Intérieurs
Ainsi pénètre-t-on dans une métamorphose. Plus qu’une seule traversée, un aller-retour. On a quitté la réalité courante de la rue et franchit le seuil de L’Histoire de l’Œil. La librairie-galerie est la colocation au quotidien de deux territoires de culture imbriqués. L’un physique et commercial accueille le second, célibataire et sacré. La résidence qu’y effectue l’artiste Clément Laigle intensifie le potentiel de convergence du site (1). L’Histoire de l’Œil se présente à lui en matière brute. Le contenu de l’œuvre est à l’intérieur. L’intérieur le «théâtre des opérations » de To have and have not. L’heure est à l’espace.
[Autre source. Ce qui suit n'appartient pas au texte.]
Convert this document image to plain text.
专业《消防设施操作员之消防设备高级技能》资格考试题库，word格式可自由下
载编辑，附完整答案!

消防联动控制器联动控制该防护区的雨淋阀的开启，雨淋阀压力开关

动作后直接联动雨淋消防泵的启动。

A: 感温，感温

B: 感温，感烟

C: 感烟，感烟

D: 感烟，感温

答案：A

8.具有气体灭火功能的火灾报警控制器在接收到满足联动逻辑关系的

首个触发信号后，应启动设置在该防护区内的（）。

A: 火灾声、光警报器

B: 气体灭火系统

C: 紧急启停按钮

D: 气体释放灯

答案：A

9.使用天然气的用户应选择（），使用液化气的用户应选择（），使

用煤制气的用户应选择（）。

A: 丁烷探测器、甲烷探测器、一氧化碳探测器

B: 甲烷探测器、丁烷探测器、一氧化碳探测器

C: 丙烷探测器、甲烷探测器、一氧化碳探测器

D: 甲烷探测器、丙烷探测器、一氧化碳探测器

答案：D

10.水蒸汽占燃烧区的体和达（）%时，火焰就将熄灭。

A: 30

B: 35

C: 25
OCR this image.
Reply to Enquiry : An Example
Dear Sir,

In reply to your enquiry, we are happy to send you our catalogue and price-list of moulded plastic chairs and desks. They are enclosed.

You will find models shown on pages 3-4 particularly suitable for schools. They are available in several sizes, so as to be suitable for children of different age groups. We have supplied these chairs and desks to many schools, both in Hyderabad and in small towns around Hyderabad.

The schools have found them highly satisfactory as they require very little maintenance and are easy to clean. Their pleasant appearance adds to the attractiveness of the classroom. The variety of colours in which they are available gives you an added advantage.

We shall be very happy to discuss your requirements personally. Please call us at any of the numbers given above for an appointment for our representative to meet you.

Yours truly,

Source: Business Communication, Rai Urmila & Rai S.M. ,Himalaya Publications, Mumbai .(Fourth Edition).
Tout arrive en même temps, en deux temps. L’intervention in situ de Clément Laigle, système de construction déjà présent dans son travail (sans titre (BALARD), 2006) fait face au mur et crée une situation qui met à jour les contradictions entre l’œuvre et le lieu. Le bâti est le socle. Des parois de sa fabrication qui forment une sédimentation sur les murs ainsi que la gestion complète des incidences de la lumière transforment l’espace intérieur. L’installation produit un équivalent du lieu d’un mois et demi, un emboîtement dont la rigueur de fabrication appréhende les dimensions de l’architecture intérieure autant que ses imperfections (la difficulté des murs à se tenir droit) pour en reconnaître la réalité de ses moments de présence et d’absence. Ce geste fort, un versus à l’échelle 1 altère la lecture du lieu. Il génère une nouvelle topographie du dedans et une confusion des identités des territoires.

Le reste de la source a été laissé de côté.